Oh, it was good. An incredible pain to get reservations, pretty expensive and, yes, a little snotty in service since we were being treated to "art," not just food -- but still, it was almost enough to make me forget I was turning a year older.
Yet as remarkable as Chez Panisse is, I've got a new, much more convenient idea for my next very important celebration (Labor Day is looking good. So is China's mid-autumn festival on September 21, and Western Australia's queen's birthday on the 30th).
From now on, I'm going to Élevé, the restaurant that's thundered into the Biltmore Plaza, taking the space that used to be Blue Burrito Grille and setting this tony corner of Camelback's restaurant row spinning. As much of a jewel as Chez Panisse is to Berkeley, we've got our own little gem right here in Phoenix.
Chef-owner Michael Mishkin is taking Waters' preaching to heart, focusing on fresh seasonal ingredients, light uncomplicated recipes and unfussy presentation.
Élevé isn't stumbling over pretension, though. At Waters' Chez Panisse, we had to make a reservation exactly one month to the day in advance, put down a $25-per-person deposit and then reconfirm the morning of the dinner. It's not as easy as it sounds, since the staff there didn't seem to believe in answering the phone, so much of the reservations gymnastics needed to be done in person at the cafe.
But at Élevé, the host works to get me in, even when I've called at 5 p.m. for a table that same night for my family at 6:30. I'm well aware of the strained pause as the host considers my request -- he has to shuffle tables to fit in my party of four, but he does it without a grumble (I recommend more polite customers call at least a day in advance).
It's not really fair to Élevé that I'm here tonight at all. The elegant little bistro (it seats 64) has been open just over two weeks when I stop in with my family and fellow Chez Panisse partiers; it's hardly enough time for the place to work out any kinks. And I'm expecting mistakes -- this is 27-year-old Mishkin's first operation. But he's been trained by some fine local outfits, including Vincent's and Zen 32, and it shows. This is a first-class experience, from the cuisine to the service, from start to finish.
I can find no flaws reading Élevé's menu. It's refreshing compared to Waters' Chez Panisse, where all diners were limited to a single meal -- three or four courses of whatever the chef had deemed acceptable for our peon palates; plus, it was $75 per person, take it or leave it. Mishkin, though, has crafted an exquisite composition of seven appetizers, eight entrees and five desserts with prices so reasonable I have to wonder about typos (starters from $8 to $12, main plates from $18 to $24).

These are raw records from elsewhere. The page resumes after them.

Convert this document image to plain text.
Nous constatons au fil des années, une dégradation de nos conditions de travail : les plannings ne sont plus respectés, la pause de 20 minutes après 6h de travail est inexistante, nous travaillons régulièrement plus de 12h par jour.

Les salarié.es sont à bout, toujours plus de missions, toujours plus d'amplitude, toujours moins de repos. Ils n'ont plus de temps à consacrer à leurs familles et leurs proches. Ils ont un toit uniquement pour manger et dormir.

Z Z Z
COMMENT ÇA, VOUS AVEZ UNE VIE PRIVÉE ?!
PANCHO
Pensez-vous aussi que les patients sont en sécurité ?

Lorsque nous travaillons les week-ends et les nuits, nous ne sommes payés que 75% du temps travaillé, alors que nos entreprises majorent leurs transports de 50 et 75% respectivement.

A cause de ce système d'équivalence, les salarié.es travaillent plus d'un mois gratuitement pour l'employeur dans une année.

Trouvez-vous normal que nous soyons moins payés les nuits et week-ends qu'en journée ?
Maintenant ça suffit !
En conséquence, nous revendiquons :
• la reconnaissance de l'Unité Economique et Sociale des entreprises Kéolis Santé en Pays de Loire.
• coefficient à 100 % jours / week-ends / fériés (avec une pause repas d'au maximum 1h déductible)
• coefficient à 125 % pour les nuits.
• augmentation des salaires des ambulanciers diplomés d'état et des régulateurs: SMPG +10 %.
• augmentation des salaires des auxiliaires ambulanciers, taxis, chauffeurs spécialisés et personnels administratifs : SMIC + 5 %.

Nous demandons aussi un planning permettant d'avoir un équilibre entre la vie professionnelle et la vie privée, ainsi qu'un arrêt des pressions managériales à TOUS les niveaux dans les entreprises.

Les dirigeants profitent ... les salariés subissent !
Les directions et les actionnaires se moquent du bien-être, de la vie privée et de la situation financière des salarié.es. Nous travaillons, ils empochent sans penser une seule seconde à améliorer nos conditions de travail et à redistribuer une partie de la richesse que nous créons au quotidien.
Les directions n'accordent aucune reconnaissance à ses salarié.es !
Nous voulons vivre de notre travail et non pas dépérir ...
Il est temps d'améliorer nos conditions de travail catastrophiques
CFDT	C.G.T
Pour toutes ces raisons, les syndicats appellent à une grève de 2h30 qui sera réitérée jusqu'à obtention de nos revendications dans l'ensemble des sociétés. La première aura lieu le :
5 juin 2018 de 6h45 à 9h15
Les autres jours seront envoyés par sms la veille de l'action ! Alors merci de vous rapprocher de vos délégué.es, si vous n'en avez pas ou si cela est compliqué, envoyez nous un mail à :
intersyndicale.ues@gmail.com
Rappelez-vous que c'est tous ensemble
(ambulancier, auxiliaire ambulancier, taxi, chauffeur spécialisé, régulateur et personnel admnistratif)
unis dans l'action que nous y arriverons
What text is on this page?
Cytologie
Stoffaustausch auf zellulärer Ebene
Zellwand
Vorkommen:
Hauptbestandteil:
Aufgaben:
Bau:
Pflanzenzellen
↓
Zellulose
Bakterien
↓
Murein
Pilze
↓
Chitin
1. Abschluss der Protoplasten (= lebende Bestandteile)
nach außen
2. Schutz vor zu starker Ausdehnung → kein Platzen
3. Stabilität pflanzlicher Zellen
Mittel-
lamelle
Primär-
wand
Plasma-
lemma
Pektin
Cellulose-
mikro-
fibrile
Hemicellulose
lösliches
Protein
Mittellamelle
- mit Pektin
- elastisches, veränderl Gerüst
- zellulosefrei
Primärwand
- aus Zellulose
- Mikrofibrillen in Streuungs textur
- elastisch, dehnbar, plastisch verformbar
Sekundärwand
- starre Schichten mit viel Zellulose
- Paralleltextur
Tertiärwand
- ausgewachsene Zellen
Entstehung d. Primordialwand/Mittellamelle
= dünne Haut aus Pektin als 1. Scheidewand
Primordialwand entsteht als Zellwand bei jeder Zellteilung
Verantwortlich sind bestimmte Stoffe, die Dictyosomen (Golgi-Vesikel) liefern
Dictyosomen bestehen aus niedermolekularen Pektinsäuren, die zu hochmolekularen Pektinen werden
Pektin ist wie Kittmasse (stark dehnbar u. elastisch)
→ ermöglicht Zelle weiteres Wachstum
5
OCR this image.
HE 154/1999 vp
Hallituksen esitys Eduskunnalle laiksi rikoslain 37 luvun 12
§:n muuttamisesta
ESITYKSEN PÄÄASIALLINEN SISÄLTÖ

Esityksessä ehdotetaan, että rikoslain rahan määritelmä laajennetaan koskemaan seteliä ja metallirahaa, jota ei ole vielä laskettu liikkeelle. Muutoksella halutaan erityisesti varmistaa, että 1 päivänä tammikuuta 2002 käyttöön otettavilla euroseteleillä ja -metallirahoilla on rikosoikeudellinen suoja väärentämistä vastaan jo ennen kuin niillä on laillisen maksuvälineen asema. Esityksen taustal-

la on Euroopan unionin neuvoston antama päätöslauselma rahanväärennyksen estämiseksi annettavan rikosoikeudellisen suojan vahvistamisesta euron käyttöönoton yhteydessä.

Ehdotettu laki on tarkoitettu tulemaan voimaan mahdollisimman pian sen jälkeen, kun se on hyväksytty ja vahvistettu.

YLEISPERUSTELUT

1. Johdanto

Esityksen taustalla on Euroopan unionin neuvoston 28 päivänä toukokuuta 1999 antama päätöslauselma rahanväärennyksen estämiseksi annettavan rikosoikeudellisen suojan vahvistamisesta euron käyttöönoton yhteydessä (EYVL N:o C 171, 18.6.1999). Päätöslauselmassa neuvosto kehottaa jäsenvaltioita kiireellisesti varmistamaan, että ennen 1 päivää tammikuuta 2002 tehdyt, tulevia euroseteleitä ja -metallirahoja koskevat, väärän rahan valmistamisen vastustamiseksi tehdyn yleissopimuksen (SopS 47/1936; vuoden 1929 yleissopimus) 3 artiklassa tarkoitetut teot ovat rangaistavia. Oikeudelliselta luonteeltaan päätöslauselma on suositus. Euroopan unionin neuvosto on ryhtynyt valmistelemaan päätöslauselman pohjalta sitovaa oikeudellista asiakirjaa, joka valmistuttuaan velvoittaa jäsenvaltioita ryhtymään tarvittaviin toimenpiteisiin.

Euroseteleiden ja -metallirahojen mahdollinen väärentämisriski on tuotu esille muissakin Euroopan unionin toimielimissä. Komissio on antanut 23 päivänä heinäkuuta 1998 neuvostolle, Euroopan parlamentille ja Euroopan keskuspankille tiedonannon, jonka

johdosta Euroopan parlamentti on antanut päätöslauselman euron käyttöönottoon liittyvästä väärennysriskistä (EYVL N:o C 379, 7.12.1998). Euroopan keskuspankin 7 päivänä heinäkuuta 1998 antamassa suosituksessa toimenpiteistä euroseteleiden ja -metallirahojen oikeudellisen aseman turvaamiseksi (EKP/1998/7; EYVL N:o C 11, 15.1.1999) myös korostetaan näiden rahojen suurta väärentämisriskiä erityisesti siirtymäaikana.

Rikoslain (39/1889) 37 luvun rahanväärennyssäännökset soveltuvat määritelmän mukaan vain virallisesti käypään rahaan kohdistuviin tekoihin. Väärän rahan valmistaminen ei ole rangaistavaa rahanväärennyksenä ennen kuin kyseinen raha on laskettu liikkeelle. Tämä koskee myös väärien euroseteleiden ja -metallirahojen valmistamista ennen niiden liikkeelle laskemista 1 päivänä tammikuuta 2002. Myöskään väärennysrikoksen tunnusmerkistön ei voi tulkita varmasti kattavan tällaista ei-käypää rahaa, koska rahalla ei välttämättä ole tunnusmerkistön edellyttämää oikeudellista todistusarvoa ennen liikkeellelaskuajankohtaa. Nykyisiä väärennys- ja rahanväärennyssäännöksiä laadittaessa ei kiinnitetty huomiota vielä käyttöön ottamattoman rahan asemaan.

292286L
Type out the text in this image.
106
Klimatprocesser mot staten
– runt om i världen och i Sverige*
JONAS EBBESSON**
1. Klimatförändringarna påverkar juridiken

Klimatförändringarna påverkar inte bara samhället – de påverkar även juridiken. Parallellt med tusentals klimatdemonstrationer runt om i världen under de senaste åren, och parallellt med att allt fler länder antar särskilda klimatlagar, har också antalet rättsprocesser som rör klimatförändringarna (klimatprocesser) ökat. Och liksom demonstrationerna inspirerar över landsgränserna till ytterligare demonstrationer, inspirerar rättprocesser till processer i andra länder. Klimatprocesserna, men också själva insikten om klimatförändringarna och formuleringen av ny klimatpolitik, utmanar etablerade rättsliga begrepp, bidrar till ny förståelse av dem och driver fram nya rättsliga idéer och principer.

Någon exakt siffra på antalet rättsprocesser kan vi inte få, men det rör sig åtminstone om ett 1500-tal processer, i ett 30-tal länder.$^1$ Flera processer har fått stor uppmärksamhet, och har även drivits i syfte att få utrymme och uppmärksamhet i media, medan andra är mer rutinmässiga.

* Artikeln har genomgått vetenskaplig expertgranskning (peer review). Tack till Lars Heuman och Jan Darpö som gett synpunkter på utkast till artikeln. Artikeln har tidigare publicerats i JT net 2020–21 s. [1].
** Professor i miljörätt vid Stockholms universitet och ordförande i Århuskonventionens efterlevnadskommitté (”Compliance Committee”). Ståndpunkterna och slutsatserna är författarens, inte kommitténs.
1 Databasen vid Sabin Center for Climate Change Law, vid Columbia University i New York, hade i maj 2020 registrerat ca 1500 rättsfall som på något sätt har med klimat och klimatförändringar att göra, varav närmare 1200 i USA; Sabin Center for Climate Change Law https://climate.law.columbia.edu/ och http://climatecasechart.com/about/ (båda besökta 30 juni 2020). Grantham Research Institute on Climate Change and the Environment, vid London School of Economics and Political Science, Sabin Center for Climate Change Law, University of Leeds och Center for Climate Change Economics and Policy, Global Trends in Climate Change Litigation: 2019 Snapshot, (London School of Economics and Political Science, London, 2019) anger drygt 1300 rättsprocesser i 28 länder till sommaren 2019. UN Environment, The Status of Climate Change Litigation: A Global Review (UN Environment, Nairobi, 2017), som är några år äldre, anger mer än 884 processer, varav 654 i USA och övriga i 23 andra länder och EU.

Also, at my Berkeley birthday fest, I'm pretty sure our servers didn't like us. With all the stoic stares and raised eyebrows coming my way, I actually felt like I was ordering the wrong thing, menu choice or no. At Élevé, though, the spirit is so warm, cozy and sincere that I find myself forgetting that I'm in an upscale eatery, complete with classy expo kitchen and thick white tablecloths. Even the table settings are perfect: heavy, geometric plates; hefty silverware; whisper-thin, lipped goblets even for the water glasses; and hand-ground rock salt and whole peppercorns. No uptight air here -- someone stops by to pitch us on Sunday brunch (a breathtaking array of gourmet eggs, specialty pancakes like dark and white chocolate of pumpkin-cinnamon, and big dishes such as scallop-and-goat-cheese quesadilla). Chef Mishkin himself stops by to see if we're happy. Another server -- and we're not even her table -- checks in, too. What pros.
And what perfect food. I'm loving my appetizer, a generous serving of silky, succulent smoked salmon piled above peppery whole arugula leaves, a thatch of griddled potato-leek, tangy horseradish crème fraiche, capers, chopped red onion and red bell pepper. Paired with a glass of Villa Nova Pinot Grigio from Élevé's creative wine list and lusty tears of Willo bread (sesame-seed and kalamata-olive loaves), it's almost enough for a full meal.
My sister Elizabeth wasn't quite sure what to make of a Chez Panisse starter of baccalà ravioli -- baccalà is dried salt cod -- but she's got no concerns over her grilled shrimp cocktail now. The four fat crustaceans have been marinated in blood orange and tequila, grilled and capped over crisp jicama slaw, all in a martini glass. And I pause from my salmon long enough to commandeer most of Mom's chicken appetizer, juiced with orange-chile, shredded and layered with lacy grilled zucchini and soft, fluffy, truly spicy green-chile corn cakes, plus fresh avocado-corn salsa.
For entrees, Elizabeth goes for the ravioli; Élevé's approachable version is al dente red-pepper pasta stuffed with bright, strong gorgonzola, and lemon-herb pasta filled with tender roasted chicken, golden raisins and pistachios, all dressed in the sleekest silk of Chardonnay reduction. Delightful.
Mom has stolen my first choice, a remarkable fillet of sturgeon. We don't see sturgeon too often in the Valley, which is a shame, because it's an exquisite fish -- fresh, delicate, high-fat and so firm it's almost like steak. Mishkin rubs his catch in sweet tarragon, then tosses it over a beautiful chop of grilled carrots, plump cannellini beans, shaved fennel, biting brisk green olives and preserved lemon.
Meanwhile, Audrey, Elizabeth's friend from college, stakes her claim on another of my favorites, ahi tuna. The fish doesn't get any better than this, with two huge steaks served gloriously raw under a quick-seared rim, paired with just-wilted baby spinach, crunchy sugar snap peas, and a wildly successful tomato-and-herb tabbouleh under a champagne-and-hummus vinaigrette. Waters, in her wildest dreams, probably hasn't approached this combination yet.
I could live happily just on Mishkin's garlic-sautéed spinach, the side to my beef tenderloin. Emerald-green and sparkling with fresh garden flavor, it adds glitz to an already dynamic plate of medium-rare beef slicked with tart Israeli sheep's-milk feta and fresh herbs, plus oven-cured potato slabs (usually it's juicy tomatoes, but tonight's presentation includes a full-flavored purple Peruvian spud).
At my Berkeley birthday, Chez Panisse sent out a dessert that almost made me accept the hoopla over its reservations. It was a peach-and-raspberry crostata with mascarpone ice cream, so clean, so shining, so un-sickly sweet. Mishkin takes the same less-is-more approach to his made-on-site sweets, although that "less" can be pretty inventive. Cheesecake is an almost quichelike consistency of ricotta, with a surprisingly sweet-sharp infusion of basil over a puddle of aged balsamic and marinated strawberries. Peach cobbler is untraditional but extraordinary, served in a baking dish like a potpie.
Sure, my Berkeley birthday dinner ended up being a big deal, in more ways than one. But with restaurants like Élevé finally making their way to Phoenix, I'm looking forward to aging oh-so gracefully.